Monitoring Invariant Health

class InvariantMonitor:
    """
    Track how close we are to our constraints
    """

    def health_check(self) -> dict:
        results = {}

        for invariant in self.invariants:
            current_score = self.measure_current(invariant)
            margin = current_score - invariant.threshold

            results[invariant.name] = {
                "current": current_score,
                "threshold": invariant.threshold,
                "margin": margin,
                "health": self.classify_health(margin),
            }

        return results

    def classify_health(self, margin: float) -> str:
        if margin > 0.10:
            return "healthy"  # Plenty of room
        elif margin > 0.05:
            return "acceptable"  # Comfortable
        elif margin > 0.02:
            return "warning"  # Getting close
        else:
            return "critical"  # Near violation

    def trend_analysis(self, window_days: int = 30) -> dict:
        """Detect if we're drifting toward invariant violation"""
        history = self.get_history(window_days)

        trends = {}
        for invariant in self.invariants:
            scores = [h[invariant.name] for h in history]
            slope = self.calculate_trend(scores)
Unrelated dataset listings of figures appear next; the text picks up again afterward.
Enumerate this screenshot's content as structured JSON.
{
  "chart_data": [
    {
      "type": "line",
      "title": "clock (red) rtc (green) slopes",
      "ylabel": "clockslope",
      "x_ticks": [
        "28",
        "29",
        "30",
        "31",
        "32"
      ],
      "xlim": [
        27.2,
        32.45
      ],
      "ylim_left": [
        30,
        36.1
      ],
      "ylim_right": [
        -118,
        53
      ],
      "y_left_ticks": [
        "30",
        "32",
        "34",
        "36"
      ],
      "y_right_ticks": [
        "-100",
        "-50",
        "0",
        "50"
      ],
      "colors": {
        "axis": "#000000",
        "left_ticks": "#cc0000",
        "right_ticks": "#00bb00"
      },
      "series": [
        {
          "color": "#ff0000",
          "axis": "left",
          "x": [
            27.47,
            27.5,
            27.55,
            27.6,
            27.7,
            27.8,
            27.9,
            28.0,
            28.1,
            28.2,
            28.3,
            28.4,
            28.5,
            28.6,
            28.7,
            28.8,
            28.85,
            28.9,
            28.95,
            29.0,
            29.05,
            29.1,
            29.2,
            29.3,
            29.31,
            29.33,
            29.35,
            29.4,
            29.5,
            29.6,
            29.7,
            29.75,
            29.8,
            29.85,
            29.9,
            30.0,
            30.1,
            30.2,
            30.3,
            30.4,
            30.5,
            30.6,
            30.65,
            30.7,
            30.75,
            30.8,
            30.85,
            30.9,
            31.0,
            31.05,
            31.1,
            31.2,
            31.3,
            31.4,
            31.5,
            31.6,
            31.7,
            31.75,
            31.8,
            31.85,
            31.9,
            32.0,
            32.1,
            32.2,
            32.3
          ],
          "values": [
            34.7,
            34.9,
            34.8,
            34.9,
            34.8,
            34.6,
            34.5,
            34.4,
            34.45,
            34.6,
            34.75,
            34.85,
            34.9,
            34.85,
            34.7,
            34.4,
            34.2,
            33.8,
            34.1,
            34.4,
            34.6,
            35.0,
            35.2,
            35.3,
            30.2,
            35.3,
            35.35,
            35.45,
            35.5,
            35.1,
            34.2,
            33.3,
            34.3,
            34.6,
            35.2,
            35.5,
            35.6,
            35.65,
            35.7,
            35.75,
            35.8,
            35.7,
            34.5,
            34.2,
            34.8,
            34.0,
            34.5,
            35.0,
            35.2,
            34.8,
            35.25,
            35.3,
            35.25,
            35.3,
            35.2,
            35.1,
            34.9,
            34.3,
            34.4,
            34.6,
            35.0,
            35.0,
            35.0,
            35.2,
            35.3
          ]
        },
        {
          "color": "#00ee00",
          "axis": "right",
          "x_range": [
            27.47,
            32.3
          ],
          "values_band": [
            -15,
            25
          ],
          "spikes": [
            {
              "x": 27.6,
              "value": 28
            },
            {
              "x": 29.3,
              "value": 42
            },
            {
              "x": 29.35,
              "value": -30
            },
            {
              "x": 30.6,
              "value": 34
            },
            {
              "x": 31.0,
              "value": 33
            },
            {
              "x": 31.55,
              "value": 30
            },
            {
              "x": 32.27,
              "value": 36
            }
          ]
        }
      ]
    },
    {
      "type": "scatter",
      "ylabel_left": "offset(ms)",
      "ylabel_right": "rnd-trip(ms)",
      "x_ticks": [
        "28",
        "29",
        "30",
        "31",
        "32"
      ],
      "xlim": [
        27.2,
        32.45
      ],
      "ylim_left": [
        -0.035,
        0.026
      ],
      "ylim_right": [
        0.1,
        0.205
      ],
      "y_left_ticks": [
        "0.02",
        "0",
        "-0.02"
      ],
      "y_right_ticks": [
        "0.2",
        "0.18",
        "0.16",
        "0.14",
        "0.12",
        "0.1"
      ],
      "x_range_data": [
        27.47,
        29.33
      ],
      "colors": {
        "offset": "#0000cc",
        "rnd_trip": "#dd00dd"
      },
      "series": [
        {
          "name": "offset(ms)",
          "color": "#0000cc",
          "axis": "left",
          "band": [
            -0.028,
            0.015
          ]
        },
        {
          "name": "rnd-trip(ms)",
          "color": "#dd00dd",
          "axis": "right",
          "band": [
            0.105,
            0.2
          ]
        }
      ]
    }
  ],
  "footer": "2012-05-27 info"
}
            if slope < -0.001:  # Declining
                days_to_violation = (scores[-1] - invariant.threshold) / abs(slope)
                trends[invariant.name] = {
                    "direction": "declining",
                    "slope": slope,
                    "days_to_violation": days_to_violation,
                    "alert": days_to_violation < 30,
                }

        return trends

Exception Process (When Necessary)

def exception_process():
    """
    Exceptions should exist but be painful
    """
    return {
        "when_allowed": [
            "Critical security fix that temporarily breaks other eval",
            "External dependency change requiring immediate response",
            "Never for convenience or deadlines",
        ],

        "requirements": [
            "Written justification from senior engineer",
            "Explicit time limit (< 1 week)",
            "Mitigation plan to restore compliance",
            "Sign-off from eval owner",
        ],

        "tracking": """
        Every exception is:
        - Logged with full context
        - Reviewed at weekly team meeting
        - Counted against team metrics
        - Closed with resolution documented
        """,

        "warning_signs": [
            "> 2 exceptions per month",
            "Same invariant excepted repeatedly",
            "Exceptions extending beyond time limit",
            "Exceptions becoming routine",
        ],
    }

Invariants are the difference between quality as aspiration and quality as guarantee. When evals are negotiable, quality erodes. When evals are invariants, quality is structural. The constraint isn't comfortable, but that discomfort is what maintains standards.